TEMPO.CO, Jakarta - Direktur Jenderal Mineral dan Batubara Kementerian Energi dan Sumber Daya Mineral, Bambang Gatot Ariyono, menyampaikan semua aturan di dalam PP No.1 Tahun 2017 tentang Pelaksanaan Kegiatan Usaha Tambang Mineral dan Batubara serta dua aturan turunannya yaitu Permen ESDM No. 5 dan No.6 Tahun 2017 sudah dipertimbangkan matang oleh Pemerintah.
Aturan perihal permohonan perpanjangan IUPK (Izin Usaha Pertambangan Khusus) bisa dilakukan paling cepat dalam waktu lima tahun pun, kata dia, ada pertimbangannya baik dalam hal daya tawar pemerintah maupun kemampuan perusahaan tambang.
Baca Juga:
"Karena eksplorasi tambang itu nggak singkat. Perusahaan butuh waktu untuk memutuskan melanjutkan investasi atau tidak," ujar Bambang dalam diskusi PP Minerba di Kuningan, Jakarta, Sabtu, 21 Januari 2017.
Untuk diketahui, PP Minerba beserta dua aturan turunannya menegaskan kembali bahwa perusahaan pertambangan pemegang Kontrak Karya (KK) harus memurnikan mineral di Indonesia dengan membangun smelter alias tidak boleh mengekspor konsentrat.
Baca : Ekspor Konsentrat, Dirjen Minerba: Perusahan Akan Menderita
Apabila tetap ingin melakukan ekspor konsentrat, maka harus mengubah KK yang dipegang menjadi IUPK yang akan berlaku selama lima tahun dan diikuti dengan komitmen membangun smelter.
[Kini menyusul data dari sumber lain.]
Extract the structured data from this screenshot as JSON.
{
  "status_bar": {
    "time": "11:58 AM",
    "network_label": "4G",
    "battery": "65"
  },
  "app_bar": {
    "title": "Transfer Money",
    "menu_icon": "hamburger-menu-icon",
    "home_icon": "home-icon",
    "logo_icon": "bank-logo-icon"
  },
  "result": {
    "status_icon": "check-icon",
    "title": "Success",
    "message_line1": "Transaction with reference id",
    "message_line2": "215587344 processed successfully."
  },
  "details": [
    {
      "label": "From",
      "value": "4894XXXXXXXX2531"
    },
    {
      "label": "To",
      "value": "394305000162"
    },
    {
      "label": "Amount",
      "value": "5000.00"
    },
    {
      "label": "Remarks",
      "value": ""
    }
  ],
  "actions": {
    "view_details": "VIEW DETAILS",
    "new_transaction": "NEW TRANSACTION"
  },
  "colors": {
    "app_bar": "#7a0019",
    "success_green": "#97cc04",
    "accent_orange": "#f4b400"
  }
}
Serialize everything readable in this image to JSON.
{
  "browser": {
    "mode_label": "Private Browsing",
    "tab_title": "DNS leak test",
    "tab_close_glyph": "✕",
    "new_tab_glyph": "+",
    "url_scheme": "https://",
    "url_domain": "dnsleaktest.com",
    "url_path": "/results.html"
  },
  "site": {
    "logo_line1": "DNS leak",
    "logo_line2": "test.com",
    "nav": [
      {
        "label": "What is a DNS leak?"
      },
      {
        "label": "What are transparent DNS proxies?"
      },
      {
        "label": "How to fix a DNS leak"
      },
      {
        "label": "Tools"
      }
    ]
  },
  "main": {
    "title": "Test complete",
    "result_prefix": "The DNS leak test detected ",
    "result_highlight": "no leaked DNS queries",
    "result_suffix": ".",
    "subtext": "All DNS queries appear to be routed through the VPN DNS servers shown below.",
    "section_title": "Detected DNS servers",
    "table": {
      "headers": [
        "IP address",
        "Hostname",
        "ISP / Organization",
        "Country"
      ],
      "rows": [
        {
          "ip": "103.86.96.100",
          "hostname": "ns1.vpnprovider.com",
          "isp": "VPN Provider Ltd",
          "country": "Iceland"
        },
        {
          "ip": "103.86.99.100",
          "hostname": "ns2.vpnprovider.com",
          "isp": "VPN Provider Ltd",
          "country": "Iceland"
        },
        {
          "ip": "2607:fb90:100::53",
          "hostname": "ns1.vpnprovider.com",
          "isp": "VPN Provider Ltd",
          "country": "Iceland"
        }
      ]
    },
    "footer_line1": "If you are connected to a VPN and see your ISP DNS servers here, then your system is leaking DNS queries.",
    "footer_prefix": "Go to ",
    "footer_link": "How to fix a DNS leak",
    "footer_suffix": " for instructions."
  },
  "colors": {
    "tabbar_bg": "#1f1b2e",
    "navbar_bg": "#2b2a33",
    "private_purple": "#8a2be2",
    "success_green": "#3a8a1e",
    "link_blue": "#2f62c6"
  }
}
Salah satu perusahaan yang akan melakukan perubahan ini adalah PT Freeport Indonesia, unit usaha Freeport-McMoRan Inc, perusahaan tambang asal Amerika Serikat.
Nah, Pasal 72 dalam PP Minerba mengatakan bahwa permohonan perpanjangan IUPK bisa diajukan kepada Kementerian paling cepat dalam jangka waktu lima tahun dan paling lambat setahun sebelum berakhirnya jangka waktu IUPK operasi produksi.
Bambang menjelaskan bahwa tidak masuk akal apabila pemerintah memberi jangka waktu paling cepat di bawah lima tahun. Sebab, di mana-mana, eksplorasi tambang memakan waktu paling cepat tiga tahun, belum termasuk studi kelayakan dan pembangunan fasilitas penunjang yang masing-masing bisa dua tahun sendiri.
Batas waktu lima tahun pun, kata Bambang, berlaku internasional. Ia berkata, dalam praktik pertambangan yang baik (good mining practice) menetapkan waktu lima tahun dianggap sebagai jangka waktu yang masuk akal untuk menentukan apakah sebuah eksplorasi tambang benar-benar berharga untuk dikembangkan.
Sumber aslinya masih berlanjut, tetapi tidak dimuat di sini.